Die Bilder sind beklemmend, Fragen tauchen auf, die Denkmaschine läuft an und versucht, die unheimliche Leere mit möglichen Geschichten zu füllen. Natürlich sind es Versatzstücke aus Filmen und Büchern, und nicht etwa eigene Erfahrungen, die unsere Phantasie zum Schäumen bringen: Eine vierköpfige Familie, vermutlich osteuropäischer Abstammung, ist überstürzt aufgebrochen, hat alles zurückgelassen. Schon geht der „Tatort“ los. Es gibt ein kleines Buch, in das die Besucher ihre Gedanken schreiben können, und die meisten denken sich ein Happy End aus, oft irgendwas mit Neuanfang.
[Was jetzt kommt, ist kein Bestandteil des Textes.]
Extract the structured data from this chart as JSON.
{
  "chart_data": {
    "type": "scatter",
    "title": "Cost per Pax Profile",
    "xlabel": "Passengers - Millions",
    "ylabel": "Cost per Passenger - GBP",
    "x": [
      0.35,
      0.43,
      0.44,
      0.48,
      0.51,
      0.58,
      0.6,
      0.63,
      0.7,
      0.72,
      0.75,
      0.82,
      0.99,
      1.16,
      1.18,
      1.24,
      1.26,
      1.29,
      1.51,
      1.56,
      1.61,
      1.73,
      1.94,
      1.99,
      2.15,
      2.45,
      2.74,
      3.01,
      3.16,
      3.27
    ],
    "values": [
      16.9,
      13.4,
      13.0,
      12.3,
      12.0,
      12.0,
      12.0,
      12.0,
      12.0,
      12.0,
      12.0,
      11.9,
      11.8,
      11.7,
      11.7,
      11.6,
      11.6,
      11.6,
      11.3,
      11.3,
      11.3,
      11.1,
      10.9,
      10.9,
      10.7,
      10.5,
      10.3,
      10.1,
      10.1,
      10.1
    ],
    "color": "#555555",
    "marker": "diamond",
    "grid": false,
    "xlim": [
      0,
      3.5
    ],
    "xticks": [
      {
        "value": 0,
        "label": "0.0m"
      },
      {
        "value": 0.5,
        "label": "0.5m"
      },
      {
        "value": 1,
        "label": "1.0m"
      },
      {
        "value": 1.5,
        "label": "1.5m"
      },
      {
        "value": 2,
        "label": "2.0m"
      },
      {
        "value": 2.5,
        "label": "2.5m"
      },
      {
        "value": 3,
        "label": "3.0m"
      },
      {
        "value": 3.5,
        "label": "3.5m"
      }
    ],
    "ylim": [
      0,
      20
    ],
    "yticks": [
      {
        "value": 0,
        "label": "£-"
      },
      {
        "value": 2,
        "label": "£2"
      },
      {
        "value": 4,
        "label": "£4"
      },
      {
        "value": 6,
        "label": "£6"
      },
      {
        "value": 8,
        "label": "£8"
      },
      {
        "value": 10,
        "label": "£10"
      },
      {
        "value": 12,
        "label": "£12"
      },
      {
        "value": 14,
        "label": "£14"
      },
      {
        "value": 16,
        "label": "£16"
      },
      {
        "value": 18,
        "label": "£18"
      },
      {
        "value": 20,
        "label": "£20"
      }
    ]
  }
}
Sieht ganz so aus, als verhielte sich die Sehnsucht nach einem glücklichen Ausgang direkt proportional zur Angst, die diese kleine rätselhafte Installation in uns auslöst. Zurück bleibt eine allgemeine Verunsicherung der eigenen Wahrnehmung, denn unsere fiktiven Geschichten erzählen vor allem von uns.
Der österreichische Künstler und Musiker Christoph Theußl hat seine Installation gleich ganz im imaginären Raum angesiedelt: Willkommen im fiktiven Flüchtingslager! Erstmal umschauen, orientieren. Ein großer Raum, Feldbetten, ein Tisch mit Wasserflaschen, aha, da liegt jemand und schläft. Stille. Plötzlich steht ein Mann mit Maske und Messer im Weg. Wer sich eine der zehnminütigen Einzelperformances gönnt, kriegt erstmal einen kleinen Schreck verpasst.
Ein gelungener Einstieg, denn sofort ist man ganzkörpergelockert und offen für alles, was da noch kommen mag. Doch nachdem Maske und Messer verräumt sind und sich Gerhard, der Flüchtling, vorgestellt hat, beginnt der entspannte Teil. Wer mag, bekommt einen Becher Tee „Pure Lebensfreude“, und Gerhard erzählt aus seinem bewegten Leben als Flüchtling. Ein bisschen Nonsens, ein bisschen Palaver, ein bisschen kritische Masse und zum Abschluss ein bisschen Musik.
Das macht Spaß und ist ziemlich schnell vorbei. Wer noch nicht wieder raus will in die Realität, darf sich auf eines der Feldbetten legen und stumme Flüchtlingsstaffage bei der nächsten Einzelperformance sein: zu beobachten, wie unterschiedlich die Besucher reagieren, ist natürlich wunderbar und erzählt einem hintenrum einiges über das eigene Verhalten. Doch irgendwann versendet sich dieser Spaß, und man kann Raum und Zeit nutzen, darüber nachzudenken, wie es wohl ist, ein fiktiver Flüchtling zu sein. Christoph Theußl alias Gerhard hat das mit seiner Installation „Der vergessene Flüchtling“ ausprobiert, und wohnte vier Tage in seinem Lager.